Я растерялась: меня так увлекли собачьи истории, что я чуть не забыла, зачем вообще сюда приехала.
— Прости, меня зовут Коко Суон. У меня был этот адрес, а милая пара из здешнего магазинчика подсказала мне, как сюда добраться, — я жестом указываю в сторону дома. Как знать, быть может, Дюк там, внутри. У меня желудок сводит от одной только мысли об этом.
— О, так ты уже познакомилась с Тедом и Пег? — ухмыляется он. — Легендарная парочка.

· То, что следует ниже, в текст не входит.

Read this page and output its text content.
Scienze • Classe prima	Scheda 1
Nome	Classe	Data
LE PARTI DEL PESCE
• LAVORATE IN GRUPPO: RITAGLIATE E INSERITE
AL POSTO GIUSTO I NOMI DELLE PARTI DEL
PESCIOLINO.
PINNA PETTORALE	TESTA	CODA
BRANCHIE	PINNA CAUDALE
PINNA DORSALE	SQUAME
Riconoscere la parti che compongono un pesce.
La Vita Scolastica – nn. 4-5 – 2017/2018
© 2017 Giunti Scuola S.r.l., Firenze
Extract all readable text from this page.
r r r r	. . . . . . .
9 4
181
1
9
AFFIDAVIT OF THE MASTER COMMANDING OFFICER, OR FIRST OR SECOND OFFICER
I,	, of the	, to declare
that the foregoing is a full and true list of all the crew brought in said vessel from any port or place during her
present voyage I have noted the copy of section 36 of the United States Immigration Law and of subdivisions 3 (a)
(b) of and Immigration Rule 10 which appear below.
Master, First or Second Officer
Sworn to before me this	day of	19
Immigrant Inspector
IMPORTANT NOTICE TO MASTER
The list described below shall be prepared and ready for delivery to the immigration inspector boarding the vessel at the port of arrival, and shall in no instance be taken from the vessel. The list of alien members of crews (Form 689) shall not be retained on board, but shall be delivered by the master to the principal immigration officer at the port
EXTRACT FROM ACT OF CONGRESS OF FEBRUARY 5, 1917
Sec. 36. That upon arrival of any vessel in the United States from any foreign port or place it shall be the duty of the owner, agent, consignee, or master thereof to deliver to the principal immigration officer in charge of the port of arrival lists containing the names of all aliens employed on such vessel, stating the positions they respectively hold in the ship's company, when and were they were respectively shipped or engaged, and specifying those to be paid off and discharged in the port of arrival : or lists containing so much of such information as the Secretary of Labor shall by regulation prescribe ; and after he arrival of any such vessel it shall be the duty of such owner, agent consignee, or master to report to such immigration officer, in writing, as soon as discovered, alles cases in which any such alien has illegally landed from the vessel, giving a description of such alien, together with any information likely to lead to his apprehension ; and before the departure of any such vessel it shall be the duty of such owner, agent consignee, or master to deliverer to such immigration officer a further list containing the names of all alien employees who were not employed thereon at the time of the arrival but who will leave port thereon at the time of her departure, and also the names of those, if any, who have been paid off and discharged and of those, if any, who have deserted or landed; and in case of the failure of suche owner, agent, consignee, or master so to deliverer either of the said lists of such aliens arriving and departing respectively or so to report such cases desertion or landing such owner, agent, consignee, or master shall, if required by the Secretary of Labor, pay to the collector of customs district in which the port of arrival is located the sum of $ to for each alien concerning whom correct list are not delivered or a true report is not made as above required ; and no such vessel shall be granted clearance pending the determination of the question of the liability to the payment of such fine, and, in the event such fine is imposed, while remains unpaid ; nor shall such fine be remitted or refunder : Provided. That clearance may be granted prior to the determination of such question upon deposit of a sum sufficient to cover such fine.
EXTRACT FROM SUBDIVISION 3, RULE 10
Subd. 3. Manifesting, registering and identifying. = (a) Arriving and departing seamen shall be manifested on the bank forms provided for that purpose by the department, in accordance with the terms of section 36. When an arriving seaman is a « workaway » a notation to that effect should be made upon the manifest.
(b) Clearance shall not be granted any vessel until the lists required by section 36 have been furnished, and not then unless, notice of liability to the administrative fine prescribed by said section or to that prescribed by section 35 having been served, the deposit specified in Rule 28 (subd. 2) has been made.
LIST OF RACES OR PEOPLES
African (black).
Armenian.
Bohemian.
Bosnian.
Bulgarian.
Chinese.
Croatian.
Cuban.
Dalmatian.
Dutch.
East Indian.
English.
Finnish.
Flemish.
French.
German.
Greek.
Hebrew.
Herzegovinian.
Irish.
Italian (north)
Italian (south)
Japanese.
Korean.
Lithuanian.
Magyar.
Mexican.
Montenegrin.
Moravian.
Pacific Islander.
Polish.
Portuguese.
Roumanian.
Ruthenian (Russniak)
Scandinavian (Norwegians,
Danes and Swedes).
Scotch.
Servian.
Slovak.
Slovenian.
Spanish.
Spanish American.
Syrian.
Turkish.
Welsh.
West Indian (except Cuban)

— И меня это ничуть не удивляет! — смеюсь я в ответ.
— Так чем я могу помочь?
— Я ищу мистера Флинна. Он здесь? — спрашиваю я.
— Джеймса Флинна?
Значит, приемные родители назвали его Джеймсом, а не Дюком. Бедная Тэтти, монахини не уважили даже это ее желание.
— Да, — отвечаю я.
— Боюсь, здесь ты его не найдешь, извини. Он тут больше не живет.
— Как это? — расстраиваюсь я.
— Я купил у него этот дом больше трех лет назад. Меня зовут Мак Гилмартин. Я могу чем-нибудь тебе помочь? — снова улыбается мне он, и в уголках его глаз собираются веселые морщинки. Он и вправду очень привлекателен, напоминает чем-то Джеймса Адамса по прозвищу Гризли[19], хотя сейчас для меня это совсем не главное.
Я разочарована до глубины души. Как глупо было с моей стороны не догадаться о том, что Дюк или Джеймс, как его назвали родители, мог давным-давно отсюда съехать? И почему я такая наивная? Конечно, зря я надеялась, что найду сына Тэтти так легко. Зря питала иллюзии по этому поводу.
— Молчишь — значит, ничем? — спрашивает Мак Гилмартин.
— Прости, да, пожалуй, ты мне уже ничем не поможешь.
— У тебя было к нему какое-то важное дело?
— Можно и так сказать, — отвечаю я.
— Хм… А ты скрытная, — он снова склоняет голову набок.
— В смысле?
— Ты всегда так делаешь?
— Как делаю?
— Отвечаешь вопросом на вопрос?
— А я так делаю?
Он смеется:
— Да, ты снова это сделала, между прочим. Классический прием уклонения от ответа. А я по-прежнему о тебе ничего не знаю. Должен сказать, у тебя отлично получается.
— И ты, наверное, не знаешь, куда он переехал, да? — спрашиваю я, лихорадочно соображая. Да, Дюка-Джеймса здесь нет, но, возможно, он живет где-то поблизости. Может, мне все же удастся его найти. Надежда еще есть — может статься, история Тэтти на этом не заканчивается. Он может жить буквально через дорогу отсюда или, скажем, в соседнем приходе.
Вокруг нас носится целая свора собак: они все доели предложенное им угощение и теперь с любопытством нюхают воздух, пытаясь понять, есть ли у нас еще что-нибудь вкусненькое.